Comment on Old Easter Island genomes show no sign of a population collapse
jack@hexbear.net 2 months agoIt was a similar distance from there to the nearest Polynesian island, and we know they maintained contact and trade that direction. South America would’ve offered entirely unique trade goods, so I don’t think it’s out of the question at all. These were history’s greatest sailors and navigators, after all.
Certainly 10% DNA admixture requires more than just a few small interactions.
lvxferre@mander.xyz 2 months ago
I do think that it was more than just a few small interactions, but I don’t think that they happened in Rapa Nui island, or that they got the chance to develop an Amerindian minority there. I think that, instead, the Polynesians had small coastal settlements here in South America, used for trade.
So those 10% admixture would be like in your other hypothesis - mixed kids raised Polynesian.

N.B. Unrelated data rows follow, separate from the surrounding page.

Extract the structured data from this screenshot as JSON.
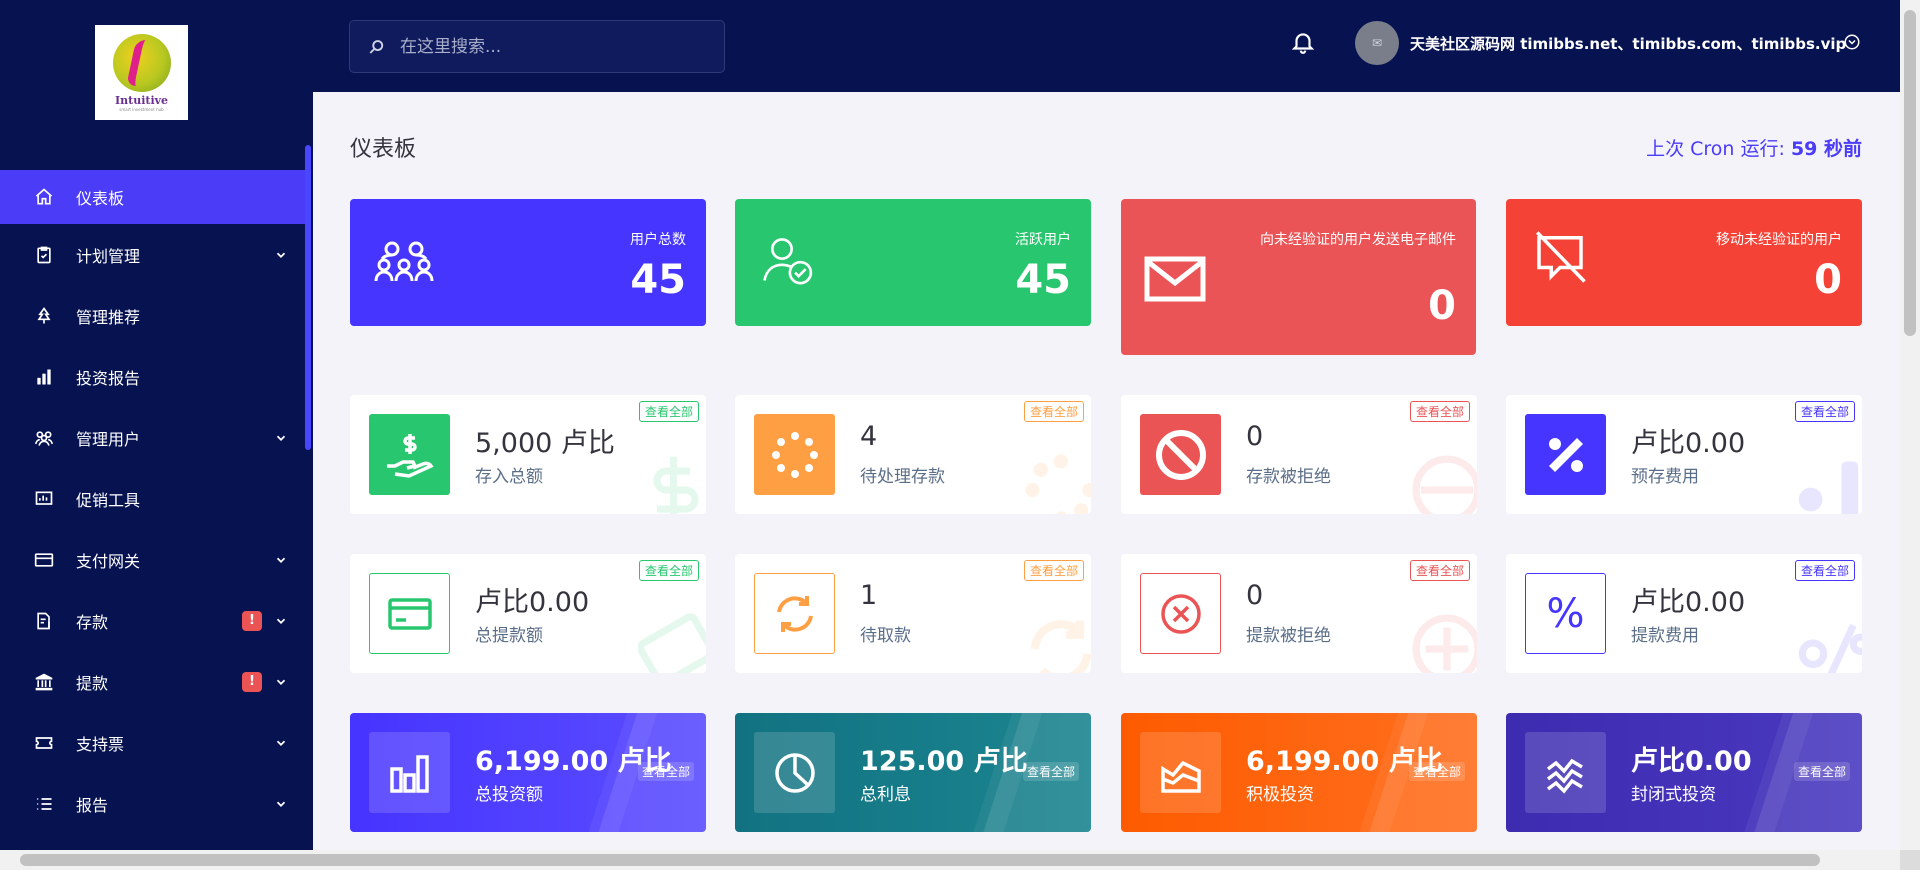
{
  "brand": {
    "logo_text": "Intuitive",
    "logo_sub": "smart investment hub"
  },
  "sidebar": {
    "items": [
      {
        "label": "仪表板",
        "icon": "home-icon",
        "active": true
      },
      {
        "label": "计划管理",
        "icon": "clipboard-check-icon",
        "has_children": true
      },
      {
        "label": "管理推荐",
        "icon": "tree-icon"
      },
      {
        "label": "投资报告",
        "icon": "bar-chart-icon"
      },
      {
        "label": "管理用户",
        "icon": "users-icon",
        "has_children": true
      },
      {
        "label": "促销工具",
        "icon": "presentation-icon"
      },
      {
        "label": "支付网关",
        "icon": "credit-card-icon",
        "has_children": true
      },
      {
        "label": "存款",
        "icon": "deposit-icon",
        "has_children": true,
        "badge": "!"
      },
      {
        "label": "提款",
        "icon": "bank-icon",
        "has_children": true,
        "badge": "!"
      },
      {
        "label": "支持票",
        "icon": "ticket-icon",
        "has_children": true
      },
      {
        "label": "报告",
        "icon": "list-icon",
        "has_children": true
      }
    ]
  },
  "header": {
    "search_placeholder": "在这里搜索...",
    "user_name": "天美社区源码网 timibbs.net、timibbs.com、timibbs.vip"
  },
  "page": {
    "title": "仪表板",
    "cron_label": "上次 Cron 运行:",
    "cron_value": "59 秒前"
  },
  "stats": [
    {
      "label": "用户总数",
      "value": "45",
      "color": "#4634ff",
      "icon": "users-group-icon"
    },
    {
      "label": "活跃用户",
      "value": "45",
      "color": "#28c76f",
      "icon": "user-check-icon"
    },
    {
      "label": "向未经验证的用户发送电子邮件",
      "value": "0",
      "color": "#eb5456",
      "icon": "envelope-icon"
    },
    {
      "label": "移动未经验证的用户",
      "value": "0",
      "color": "#f44336",
      "icon": "comment-slash-icon"
    }
  ],
  "view_all": "查看全部",
  "widgets_row1": [
    {
      "value": "5,000 卢比",
      "label": "存入总额",
      "color": "#28c76f",
      "icon": "hand-dollar-icon"
    },
    {
      "value": "4",
      "label": "待处理存款",
      "color": "#ff9f43",
      "icon": "spinner-icon"
    },
    {
      "value": "0",
      "label": "存款被拒绝",
      "color": "#ea5455",
      "icon": "ban-icon"
    },
    {
      "value": "卢比0.00",
      "label": "预存费用",
      "color": "#4634ff",
      "icon": "percent-icon"
    }
  ],
  "widgets_row2": [
    {
      "value": "卢比0.00",
      "label": "总提款额",
      "color": "#28c76f",
      "icon": "credit-card-icon"
    },
    {
      "value": "1",
      "label": "待取款",
      "color": "#ff9f43",
      "icon": "sync-icon"
    },
    {
      "value": "0",
      "label": "提款被拒绝",
      "color": "#ea5455",
      "icon": "times-circle-icon"
    },
    {
      "value": "卢比0.00",
      "label": "提款费用",
      "color": "#4634ff",
      "icon": "percentage-icon"
    }
  ],
  "widgets_row3": [
    {
      "value": "6,199.00 卢比",
      "label": "总投资额",
      "color": "#4634ff",
      "icon": "chart-bar-icon"
    },
    {
      "value": "125.00 卢比",
      "label": "总利息",
      "color": "#127281",
      "icon": "chart-pie-icon"
    },
    {
      "value": "6,199.00 卢比",
      "label": "积极投资",
      "color": "#fe5b00",
      "icon": "chart-area-icon"
    },
    {
      "value": "卢比0.00",
      "label": "封闭式投资",
      "color": "#3d2bb0",
      "icon": "chart-line-icon"
    }
  ]
}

The key is that what you said is true for the Polynesians, but not for the Amerindians - from the Polynesians’ PoV the Amerindians were a big cluster of potential trading partners with exotic resources, but from the Amerindians’ PoV it was just a small island in the middle of nowhere, that could be only safely reached by knowing how to navigate the oceans - and at least Andean Amerindians likely didn’t know how to do it, as they were way more focused on land-based tech (terrace farming, road building, freeze-drying…).
jack@hexbear.net 2 months ago
That makes a lot of sense! Agreed that that’s more likely. Though those settlements would’ve been pretty transient and/or small since we have nothing in the archaeological record. And no pigs.